Jaxon spent 74 days in the NICU before coming home, but hospital staff weren’t able to save Leighton. Not long after, the couple started a nonprofit called Leighton’s Gift to help families in the NICU.

“She was only here for three weeks, but we want her to have a purpose and a legacy,” Chris Skaggs said of Leighton.


The organization’s first project was installing 45 cameras—one for each bed—at Texas Health Plano, and the Skaggses jumped at the opportunity to partner with the hospital to help fund the family center.

“The cameras, the family center, all of them are things we would have used infinitely while we were there for 74 days,” Chris Skaggs said. “We can totally see the use for it. It’s not just a new fountain in the lobby. It’s stuff we would have absolutely used.”

The NICU family center is especially important for the Skaggses because their inspiration for starting Leighton’s Gift was the hospital’s bereavement room, which was donated by a family that went through a similar tragedy.

Amy Skaggs called helping with the project a “full circle moment.”


“That’s the only home [Leighton] ever knew,” Amy Skaggs said. “So to have the opportunity to give back in that capacity is so special.”

Why it’s needed

Texas Health Plano had 406 NICU admissions in 2022, a total that is on par with admissions over the last decade.

The Level IV designation also means the hospital has a lot of those patients transferred from smaller units, and many have long stays in the NICU. Reese said those stays can last several months, making the accommodations in the family center more crucial during those long stays.


“We end up having these sicker, smaller babies that stay a lot longer,” she said. “We have babies that can stay for seven or eight months in the NICU—that’s a really, really long time to have people away from their babies. ... [The family center] just allows the families to stay with the patient, instead of having to go back and forth to the hospital.”

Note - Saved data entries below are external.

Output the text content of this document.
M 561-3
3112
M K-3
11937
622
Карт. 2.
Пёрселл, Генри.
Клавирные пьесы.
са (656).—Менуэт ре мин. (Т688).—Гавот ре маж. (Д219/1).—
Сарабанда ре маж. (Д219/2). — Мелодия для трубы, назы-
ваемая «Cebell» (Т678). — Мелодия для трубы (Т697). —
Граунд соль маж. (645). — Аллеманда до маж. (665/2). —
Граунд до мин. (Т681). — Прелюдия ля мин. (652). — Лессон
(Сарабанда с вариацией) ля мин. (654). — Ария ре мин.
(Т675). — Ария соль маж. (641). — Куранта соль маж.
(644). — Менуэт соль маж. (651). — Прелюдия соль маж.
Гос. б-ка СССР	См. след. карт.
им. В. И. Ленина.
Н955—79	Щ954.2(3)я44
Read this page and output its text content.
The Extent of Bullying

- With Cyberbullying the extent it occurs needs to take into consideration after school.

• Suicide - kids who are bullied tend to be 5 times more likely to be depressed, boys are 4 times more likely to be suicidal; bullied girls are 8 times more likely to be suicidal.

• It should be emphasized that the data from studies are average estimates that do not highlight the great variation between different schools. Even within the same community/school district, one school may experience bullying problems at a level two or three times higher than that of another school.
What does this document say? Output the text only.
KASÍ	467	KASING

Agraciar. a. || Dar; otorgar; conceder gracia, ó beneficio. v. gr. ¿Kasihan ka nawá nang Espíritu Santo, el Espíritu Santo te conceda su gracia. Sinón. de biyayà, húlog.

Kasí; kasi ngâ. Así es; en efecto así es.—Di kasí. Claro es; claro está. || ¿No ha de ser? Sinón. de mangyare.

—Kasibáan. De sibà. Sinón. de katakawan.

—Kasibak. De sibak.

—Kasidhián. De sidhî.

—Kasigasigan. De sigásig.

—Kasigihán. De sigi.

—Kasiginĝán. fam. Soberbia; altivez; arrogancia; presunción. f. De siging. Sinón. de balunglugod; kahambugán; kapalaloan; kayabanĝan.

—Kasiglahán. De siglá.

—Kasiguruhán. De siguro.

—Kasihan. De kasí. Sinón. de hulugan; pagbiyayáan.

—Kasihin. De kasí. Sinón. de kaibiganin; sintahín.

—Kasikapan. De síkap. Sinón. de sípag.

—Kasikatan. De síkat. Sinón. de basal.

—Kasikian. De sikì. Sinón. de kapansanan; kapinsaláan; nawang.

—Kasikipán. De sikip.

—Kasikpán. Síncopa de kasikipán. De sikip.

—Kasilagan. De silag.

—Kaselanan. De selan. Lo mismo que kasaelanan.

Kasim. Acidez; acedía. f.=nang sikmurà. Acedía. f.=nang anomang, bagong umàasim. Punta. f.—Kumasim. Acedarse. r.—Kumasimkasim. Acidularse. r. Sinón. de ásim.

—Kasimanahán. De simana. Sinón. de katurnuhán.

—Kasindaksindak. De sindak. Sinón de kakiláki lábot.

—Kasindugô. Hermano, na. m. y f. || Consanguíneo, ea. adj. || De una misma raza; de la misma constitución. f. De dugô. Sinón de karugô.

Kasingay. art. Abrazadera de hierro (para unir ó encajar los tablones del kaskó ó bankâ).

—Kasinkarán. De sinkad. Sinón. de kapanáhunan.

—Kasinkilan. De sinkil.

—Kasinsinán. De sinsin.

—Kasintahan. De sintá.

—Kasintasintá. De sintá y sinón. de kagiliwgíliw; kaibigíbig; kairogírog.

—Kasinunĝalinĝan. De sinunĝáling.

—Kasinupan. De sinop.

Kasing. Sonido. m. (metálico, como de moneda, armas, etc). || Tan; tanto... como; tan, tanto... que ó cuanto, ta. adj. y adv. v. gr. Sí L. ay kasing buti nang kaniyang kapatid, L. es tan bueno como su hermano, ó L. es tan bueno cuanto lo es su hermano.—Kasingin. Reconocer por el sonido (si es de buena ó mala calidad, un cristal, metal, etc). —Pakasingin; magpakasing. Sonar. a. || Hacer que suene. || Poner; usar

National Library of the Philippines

Reese added that many patients require additional care after leaving the NICU, whether that is with oxygen machines or other equipment. She said the private rooms will be useful for families with babies about to be discharged from the NICU.

“It’ll allow the parents some time to get really comfortable with the equipment and things that are going home with the baby,” Reese said. “That way they can just feel more prepared before they leave.”

The existing NICU is set up in a pod structure, with several patients separated by curtains. Another major reason for the family center is to give families privacy NICUs don’t always provide, Reese said.

“When I first became a NICU nurse, everything was kind of like an open room—the babies and the families were all in this big open space that didn’t provide a lot of privacy for the families,” she said. “Over the years, the design of NICUs has moved to more private rooms. That’s where we’re leaning, and this is just the first stage in that without having to give us a whole brand-new NICU.”

The Skaggses are hoping the family center can restore some comfort for families that have extended NICU stays.

“What you normally have with the baby, like the first bottle or the first bath, that’s in a hospital setting,” Chris Skaggs said. “I think with those rooms, you can have a little bit more of that comfort. It brings some of those comforts of home and a little bit of normalcy to a completely abnormal situation.”